Litchfield Minerals maps 8% copper targets in Northern Territory
- Bill McConnell

- Sep 1
- 3 min read

Litchfield Minerals (ASX: LMS) has injected fresh momentum into its multi-commodity Oonagalabi campaign in the Northern Territory by confirming gossanous copper directly above a high-priority VTEM conductor and mapping new surface cues, which suggest the system is bigger than previously thought.
The latest ground-truthing over VTEM Target 1 returned handheld XRF readings as high as 8 per cent copper from in-situ gossan positioned over the centre of the conductor, with field crews also logging classic Oonagalabi Formation lithologies along strike. Access has now been de-risked, with machinery due on site in the next couple of weeks to prepare pads ahead of a multi-target reverse circulation drilling program.
Field teams have also sharpened two other fronts. At VTEM Target 2, mapping picked up a distinctive plant indicator that Litchfield has only observed in association with copper-zinc mineralisation at Oonagalabi, pointing to a deeper blind sulphide source.
At the Bomb Diggity conductor cluster, new outcrops of the mineralised Oonagalabi Formation extend the corridor by about a kilometre, with stronger alteration than the previously drilled main outcrop. The company believes this provides evidence that it may be approaching the core of the system.
And while the XRF numbers are indicative only, the company is awaiting laboratory assays, which it hopes will shortly firm up these results.

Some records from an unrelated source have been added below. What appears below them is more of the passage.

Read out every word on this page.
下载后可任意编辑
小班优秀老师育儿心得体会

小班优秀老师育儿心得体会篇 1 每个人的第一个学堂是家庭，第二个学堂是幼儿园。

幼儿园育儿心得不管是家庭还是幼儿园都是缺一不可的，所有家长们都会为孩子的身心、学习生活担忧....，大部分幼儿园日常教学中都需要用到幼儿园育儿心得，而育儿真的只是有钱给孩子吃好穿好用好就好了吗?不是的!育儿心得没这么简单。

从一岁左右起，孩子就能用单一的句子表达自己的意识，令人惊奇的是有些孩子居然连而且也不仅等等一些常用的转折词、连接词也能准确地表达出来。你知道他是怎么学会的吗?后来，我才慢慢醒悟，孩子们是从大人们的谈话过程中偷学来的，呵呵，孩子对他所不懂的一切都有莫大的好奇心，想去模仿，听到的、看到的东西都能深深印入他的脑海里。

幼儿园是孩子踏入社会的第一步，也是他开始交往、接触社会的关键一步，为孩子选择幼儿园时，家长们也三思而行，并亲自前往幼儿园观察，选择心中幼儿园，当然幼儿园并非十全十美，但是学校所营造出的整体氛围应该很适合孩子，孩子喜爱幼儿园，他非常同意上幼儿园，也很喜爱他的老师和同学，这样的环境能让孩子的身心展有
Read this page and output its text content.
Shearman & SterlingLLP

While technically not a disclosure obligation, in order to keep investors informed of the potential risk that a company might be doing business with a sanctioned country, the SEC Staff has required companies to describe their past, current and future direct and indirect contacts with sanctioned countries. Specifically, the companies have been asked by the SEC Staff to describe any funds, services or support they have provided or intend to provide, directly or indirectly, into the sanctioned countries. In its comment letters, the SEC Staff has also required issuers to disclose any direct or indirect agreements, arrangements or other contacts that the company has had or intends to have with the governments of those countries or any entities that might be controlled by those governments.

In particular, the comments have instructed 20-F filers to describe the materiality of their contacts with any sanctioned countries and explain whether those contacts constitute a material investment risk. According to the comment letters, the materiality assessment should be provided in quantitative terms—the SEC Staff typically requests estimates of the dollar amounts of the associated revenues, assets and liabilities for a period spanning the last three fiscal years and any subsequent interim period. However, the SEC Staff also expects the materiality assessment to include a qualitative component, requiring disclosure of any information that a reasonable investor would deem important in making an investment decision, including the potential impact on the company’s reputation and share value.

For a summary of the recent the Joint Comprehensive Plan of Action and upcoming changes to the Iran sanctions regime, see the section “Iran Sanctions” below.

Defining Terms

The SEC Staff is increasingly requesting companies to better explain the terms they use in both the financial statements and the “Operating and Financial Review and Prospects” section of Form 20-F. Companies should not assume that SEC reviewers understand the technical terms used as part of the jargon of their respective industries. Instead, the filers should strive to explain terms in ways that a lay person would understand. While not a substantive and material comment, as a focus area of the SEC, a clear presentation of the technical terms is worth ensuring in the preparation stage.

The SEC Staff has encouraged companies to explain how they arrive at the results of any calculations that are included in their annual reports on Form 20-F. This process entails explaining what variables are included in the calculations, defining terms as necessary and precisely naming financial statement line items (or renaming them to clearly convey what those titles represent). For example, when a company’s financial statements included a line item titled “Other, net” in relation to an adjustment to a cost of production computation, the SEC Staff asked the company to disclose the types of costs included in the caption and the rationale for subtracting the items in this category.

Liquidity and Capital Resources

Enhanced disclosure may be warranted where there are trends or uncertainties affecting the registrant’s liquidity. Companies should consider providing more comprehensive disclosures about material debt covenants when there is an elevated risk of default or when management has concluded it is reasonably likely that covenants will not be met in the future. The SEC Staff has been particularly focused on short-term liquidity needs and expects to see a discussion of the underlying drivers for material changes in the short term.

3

Ground-truthing and final VTEM data materially lift our conviction in Oonagalabi as a potentially large, significant mineralised system… The only way to prove this is to drill and that’s exactly what we’re preparing to do.
Litchfield Minerals Managing Director Matthew Pustahya
Pustahya said shareholder support for the company’s current share purchase plan would allow it to methodically test more of its high-priority targets.
Those targets emerged from a recent VTEM campaign conducted in the past couple of weeks that defined five conductor clusters and flagged 14 priority-one anomalies with responses consistent with sulphides. Several aligned with the same stratigraphic horizon that hosts known copper-zinc mineralisation.
Drill pads and tracks are slated for the next week or so, with drilling to begin at Bomb Diggity structural corridor, before drilling stepping into potential gold-rich zones and selected conductors, subject to clearances.
Recent work has already broadened Litchfield’s geological canvas. Phase one reverse circulation drilling in the June quarter returned broad copper and zinc intercepts within the Oonagalabi Formation and a new magnetite-hosted gold-bismuth-style, with a 15-metre intercept grading 0.45 grams per tonne (g/t) gold, 0.17 per cent bismuth, 0.35 per cent copper and 0.12 per cent zinc from 50m. This was interpreted as a separate metallogenic event.
Bomb Diggity has been floated as a potential heat and metal source for the mineralisation and Litchfield plans to drill a deep diamond hole later this field season.
On the balance sheet side, Litchfield banked a $500,000 placement at 10 cents a share mid-last month and launched a share purchase plan targeting up to $1 million on the same terms, with insider participation signalling confidence ahead of the drilling push.
Earlier in June, the Northern Territory Government also backed the program through three geophysics and drilling collaboration grants worth about $256,000, to co-fund the Oonagalabi VTEM survey, a Bomb Diggity diamond test and an airborne magnetic program at Lucy Creek.
Meanwhile, the company is cultivating optionality alongside copper‑zinc. Initial creek‑bed sampling west of Oonagalabi produced up to 44.9 per cent heavy minerals and subsequent QEMSCAN work – or electron microscopy - alongside XRD work confirmed a garnet and pyroxene‑dominant suite with favourable liberation characteristics. This spurred Litchfield to search for processing and offtake partners.
Regionally, at the Lucy Creek 2 prospect in the Georgina Basin, portable XRF rock chips highlighted high‑grade manganese with elevated zinc, lead and silver signatures, prompting geophysical surveys to refine targets.
With groundworks imminent and drilling programs queued behind them, Litchfield is moving into an important quarter. The company now has a larger target map, multiple conductors aligned with the mineralised horizon and the backing to test them - a combination that could prove decisive if the sulphide source sits where the data suggests it should.